Buzz Roberts is president and CEO of the National Association of Affordable Housing Lenders (NAAHL). This note originally appeared in NAAHL’s Daily Download.
President Biden announced a $2.25 trillion infrastructure plan, the American Jobs Plan, that includes the Neighborhood Homes Investment Act (NHIA) among $213 billion in affordable housing investments that could also include expansions of the Low-Income Housing Tax Credit, public housing capital funding, and other programs. The House and Senate are expected to consider the package over the next several months.
Under the NHIA, states would allocate tax credits for developing owner-occupied homes in distressed urban, suburban, and rural communities. The tax credits would cover the gap between development costs and the price at which homes are sold, up to 35 percent of development costs. Tax credits could also be used to rehabilitate homes that are already owner-occupied. According to the White House fact sheet:
“President Biden is calling on Congress to take immediate steps to spur the construction and rehabilitation of homes for underserved communities. Specifically, he is calling on Congress to pass the innovative, bipartisan Neighborhood Homes Investment Act (NHIA). Offering $20 billion worth of NHIA tax credits over the next five years will result in approximately 500,000 homes built or rehabilitated, creating a pathway for more families to buy a home and start building wealth.”
Bipartisan bills have been introduced in both the Senate (S.98) and House (H.R. 2143). The full House passed NHIA last year as part of its infrastructure bill, which the Senate did not consider then, but could be a starting point for House action on the Biden plan this year. One difference is that all of those bills would allocate the $20B of tax credits over ten years, while the Biden plan would do so over five years. More information on NHIA is available here.
Biden’s NHIA proposal is part of a $213B commitment to “Produce, preserve, and retrofit more than a million affordable, resilient, accessible, energy efficient, and electrified housing units. Through targeted tax credits, formula funding, grants, and project-based rental assistance, President Biden’s plan will extend affordable housing rental opportunities to underserved communities nationwide, including rural and tribal areas.” This includes $40B for public housing capital improvements, as well as “a $27 billion Clean Energy and Sustainability Accelerator to mobilize private investment into distributed energy resources; retrofits of residential, commercial and municipal buildings; and clean transportation. These investments have a particular focus on disadvantaged communities that have not yet benefited from clean energy investments.”

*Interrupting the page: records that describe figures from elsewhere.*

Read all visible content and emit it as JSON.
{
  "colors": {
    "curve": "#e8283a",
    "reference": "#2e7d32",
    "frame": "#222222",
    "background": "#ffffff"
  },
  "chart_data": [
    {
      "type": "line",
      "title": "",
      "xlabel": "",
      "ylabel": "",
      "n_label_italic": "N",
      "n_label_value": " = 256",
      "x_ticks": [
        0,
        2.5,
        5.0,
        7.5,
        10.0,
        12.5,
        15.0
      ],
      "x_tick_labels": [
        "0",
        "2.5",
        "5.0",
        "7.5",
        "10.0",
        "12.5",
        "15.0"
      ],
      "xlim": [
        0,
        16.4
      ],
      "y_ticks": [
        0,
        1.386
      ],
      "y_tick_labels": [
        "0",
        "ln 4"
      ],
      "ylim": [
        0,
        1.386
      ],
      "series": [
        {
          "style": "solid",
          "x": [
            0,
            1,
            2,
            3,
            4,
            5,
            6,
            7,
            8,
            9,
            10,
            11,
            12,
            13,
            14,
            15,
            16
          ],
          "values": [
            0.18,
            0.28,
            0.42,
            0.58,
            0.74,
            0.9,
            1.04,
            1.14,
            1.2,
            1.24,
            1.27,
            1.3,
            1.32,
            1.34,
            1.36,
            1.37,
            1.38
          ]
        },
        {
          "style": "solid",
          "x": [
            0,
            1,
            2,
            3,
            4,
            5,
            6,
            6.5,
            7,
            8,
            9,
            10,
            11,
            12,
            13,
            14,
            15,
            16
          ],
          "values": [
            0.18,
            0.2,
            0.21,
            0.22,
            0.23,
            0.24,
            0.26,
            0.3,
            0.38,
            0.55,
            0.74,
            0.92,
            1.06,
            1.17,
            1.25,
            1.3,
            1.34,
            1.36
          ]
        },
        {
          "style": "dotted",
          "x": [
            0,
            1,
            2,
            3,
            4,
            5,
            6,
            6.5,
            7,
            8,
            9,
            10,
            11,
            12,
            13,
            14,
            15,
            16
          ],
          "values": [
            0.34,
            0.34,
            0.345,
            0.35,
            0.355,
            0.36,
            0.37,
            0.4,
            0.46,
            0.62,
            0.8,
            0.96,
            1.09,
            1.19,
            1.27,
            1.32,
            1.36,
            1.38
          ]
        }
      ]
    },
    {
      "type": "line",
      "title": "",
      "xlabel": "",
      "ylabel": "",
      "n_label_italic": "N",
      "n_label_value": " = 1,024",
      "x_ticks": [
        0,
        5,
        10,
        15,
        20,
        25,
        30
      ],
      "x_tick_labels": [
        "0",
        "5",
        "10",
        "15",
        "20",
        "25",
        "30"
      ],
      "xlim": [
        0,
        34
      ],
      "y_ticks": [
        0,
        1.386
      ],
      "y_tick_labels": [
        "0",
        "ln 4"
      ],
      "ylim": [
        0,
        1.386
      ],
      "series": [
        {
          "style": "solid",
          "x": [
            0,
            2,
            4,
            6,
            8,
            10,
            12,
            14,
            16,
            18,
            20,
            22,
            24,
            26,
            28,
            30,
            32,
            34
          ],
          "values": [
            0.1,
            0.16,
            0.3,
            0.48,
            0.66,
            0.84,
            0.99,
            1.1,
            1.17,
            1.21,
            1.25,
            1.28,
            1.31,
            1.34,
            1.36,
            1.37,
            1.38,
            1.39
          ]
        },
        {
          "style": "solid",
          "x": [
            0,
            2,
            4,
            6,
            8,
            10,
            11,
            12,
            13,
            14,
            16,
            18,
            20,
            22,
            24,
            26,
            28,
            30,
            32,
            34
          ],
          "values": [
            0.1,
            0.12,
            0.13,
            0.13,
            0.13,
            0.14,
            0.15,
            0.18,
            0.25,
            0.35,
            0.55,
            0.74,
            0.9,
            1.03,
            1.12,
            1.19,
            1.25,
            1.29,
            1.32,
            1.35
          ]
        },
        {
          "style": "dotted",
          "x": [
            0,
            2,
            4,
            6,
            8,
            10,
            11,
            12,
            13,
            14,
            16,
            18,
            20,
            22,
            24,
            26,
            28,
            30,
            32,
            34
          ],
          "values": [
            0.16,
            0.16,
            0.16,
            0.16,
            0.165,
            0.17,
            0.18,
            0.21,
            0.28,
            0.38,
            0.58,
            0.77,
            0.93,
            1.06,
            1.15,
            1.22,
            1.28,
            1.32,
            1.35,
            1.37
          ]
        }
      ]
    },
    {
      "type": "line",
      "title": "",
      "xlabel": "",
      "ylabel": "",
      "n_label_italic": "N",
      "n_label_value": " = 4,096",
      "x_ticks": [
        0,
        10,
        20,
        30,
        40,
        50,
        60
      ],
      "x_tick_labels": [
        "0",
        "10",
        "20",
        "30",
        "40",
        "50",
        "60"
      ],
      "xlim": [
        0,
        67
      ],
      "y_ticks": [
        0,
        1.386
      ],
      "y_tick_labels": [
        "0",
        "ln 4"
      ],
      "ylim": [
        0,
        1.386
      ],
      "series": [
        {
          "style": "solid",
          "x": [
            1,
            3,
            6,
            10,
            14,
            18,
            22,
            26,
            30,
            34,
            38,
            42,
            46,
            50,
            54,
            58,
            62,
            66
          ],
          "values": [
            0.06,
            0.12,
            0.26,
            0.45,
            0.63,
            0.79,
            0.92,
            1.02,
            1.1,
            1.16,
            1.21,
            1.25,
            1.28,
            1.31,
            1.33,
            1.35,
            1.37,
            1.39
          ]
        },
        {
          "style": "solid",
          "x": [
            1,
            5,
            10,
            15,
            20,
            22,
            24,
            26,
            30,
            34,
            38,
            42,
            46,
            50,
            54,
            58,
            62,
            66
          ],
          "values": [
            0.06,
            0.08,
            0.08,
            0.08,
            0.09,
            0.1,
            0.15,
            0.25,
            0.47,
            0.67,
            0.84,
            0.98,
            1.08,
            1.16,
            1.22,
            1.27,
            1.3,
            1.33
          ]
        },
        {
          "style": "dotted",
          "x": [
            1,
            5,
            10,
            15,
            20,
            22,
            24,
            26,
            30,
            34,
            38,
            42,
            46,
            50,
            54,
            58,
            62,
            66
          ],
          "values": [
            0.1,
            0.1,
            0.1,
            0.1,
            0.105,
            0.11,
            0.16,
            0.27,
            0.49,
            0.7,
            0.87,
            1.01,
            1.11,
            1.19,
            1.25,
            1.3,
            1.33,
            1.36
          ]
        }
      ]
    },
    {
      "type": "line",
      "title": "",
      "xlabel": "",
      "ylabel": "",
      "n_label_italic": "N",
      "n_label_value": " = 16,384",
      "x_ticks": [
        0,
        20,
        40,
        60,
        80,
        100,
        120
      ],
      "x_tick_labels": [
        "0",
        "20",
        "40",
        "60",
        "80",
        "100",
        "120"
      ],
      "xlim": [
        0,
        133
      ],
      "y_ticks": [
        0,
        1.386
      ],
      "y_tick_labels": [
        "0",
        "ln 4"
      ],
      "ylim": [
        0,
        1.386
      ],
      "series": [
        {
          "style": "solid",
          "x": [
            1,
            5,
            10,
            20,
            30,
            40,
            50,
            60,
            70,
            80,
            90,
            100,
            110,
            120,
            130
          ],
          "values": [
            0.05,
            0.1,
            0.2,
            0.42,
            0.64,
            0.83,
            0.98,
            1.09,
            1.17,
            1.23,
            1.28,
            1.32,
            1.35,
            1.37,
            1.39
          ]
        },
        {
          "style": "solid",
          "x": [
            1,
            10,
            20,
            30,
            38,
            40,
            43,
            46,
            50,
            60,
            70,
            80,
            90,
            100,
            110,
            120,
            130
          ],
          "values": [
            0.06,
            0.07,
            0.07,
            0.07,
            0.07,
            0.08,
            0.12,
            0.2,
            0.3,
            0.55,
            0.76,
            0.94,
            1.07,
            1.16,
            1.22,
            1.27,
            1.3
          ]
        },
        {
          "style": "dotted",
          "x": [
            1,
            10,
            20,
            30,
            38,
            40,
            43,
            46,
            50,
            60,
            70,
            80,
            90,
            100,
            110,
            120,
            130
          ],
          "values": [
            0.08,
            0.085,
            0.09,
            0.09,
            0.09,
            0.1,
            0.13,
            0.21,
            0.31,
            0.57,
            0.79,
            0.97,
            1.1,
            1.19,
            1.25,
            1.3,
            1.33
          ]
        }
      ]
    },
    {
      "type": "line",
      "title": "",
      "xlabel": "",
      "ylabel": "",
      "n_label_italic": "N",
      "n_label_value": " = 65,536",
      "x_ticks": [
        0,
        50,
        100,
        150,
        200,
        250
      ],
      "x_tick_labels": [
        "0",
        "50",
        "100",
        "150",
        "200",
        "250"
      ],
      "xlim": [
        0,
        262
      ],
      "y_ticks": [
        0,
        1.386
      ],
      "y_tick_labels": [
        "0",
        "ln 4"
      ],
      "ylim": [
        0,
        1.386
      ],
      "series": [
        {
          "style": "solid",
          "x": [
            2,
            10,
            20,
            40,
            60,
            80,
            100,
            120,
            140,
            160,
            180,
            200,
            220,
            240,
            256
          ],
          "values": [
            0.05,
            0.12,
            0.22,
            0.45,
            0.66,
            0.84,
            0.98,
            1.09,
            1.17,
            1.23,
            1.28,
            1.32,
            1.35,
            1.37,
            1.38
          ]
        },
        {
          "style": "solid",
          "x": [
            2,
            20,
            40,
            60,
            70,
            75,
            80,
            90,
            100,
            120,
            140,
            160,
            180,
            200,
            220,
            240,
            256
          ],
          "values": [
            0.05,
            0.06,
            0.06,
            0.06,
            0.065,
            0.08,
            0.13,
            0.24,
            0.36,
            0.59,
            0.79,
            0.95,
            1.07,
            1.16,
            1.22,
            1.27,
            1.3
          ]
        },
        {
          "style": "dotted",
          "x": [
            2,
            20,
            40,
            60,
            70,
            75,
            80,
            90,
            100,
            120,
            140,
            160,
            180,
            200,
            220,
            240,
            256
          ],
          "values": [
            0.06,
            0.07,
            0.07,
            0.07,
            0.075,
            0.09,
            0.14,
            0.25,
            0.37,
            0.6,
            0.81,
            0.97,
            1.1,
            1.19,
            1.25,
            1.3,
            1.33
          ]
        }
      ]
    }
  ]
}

That still leaves $144B for unspecified affordable housing uses. Congress will have ample room to fill in the blank spaces. In addition to NHIA, last year’s House infrastructure package included: $69.4B to expand Low-Income Housing Tax Credits (including $7.4B to set a minimum 4 percent annual credit rate on tax-exempt bond financed projects, which Congress separately approved in December); $70B for public housing capital improvements; Community Development Block Grants ($10B); HOME ($5B); Housing Trust Fund ($5B); Capital Magnet Fund ($2.5B); Section 202 elderly housing ($2.5B); Section 811 housing for the disabled ($2.5B); rural multifamily housing preservation ($1B); Native American housing ($1B); and raising the tax-exempt private activity bond volume cap ($0.3B).
While the proposed commitment to affordable housing would be historic in scale, it represents only about 10 percent of the plan’s overall size, which primarily focuses on roads, bridges, transit, and clean energy and climate change mitigation investments.
Moreover, the Biden proposal only begins a legislative process that Congress will need several months to pursue. Most observers expect solid opposition from congressional Republicans, in part because the President proposes to pay for the package by raising corporate taxes. That means that congressional Democrats will need to use the budget reconciliation process, which would allow Senate approval with a simple majority, as they did successfully for the recent Covid relief bill. Even so, all 50 Senate Democrats would have to support the bill for it to pass and the Democrats’ narrow House majority also presents challenges. The road is likely to be winding, bumpy, and uphill all the way.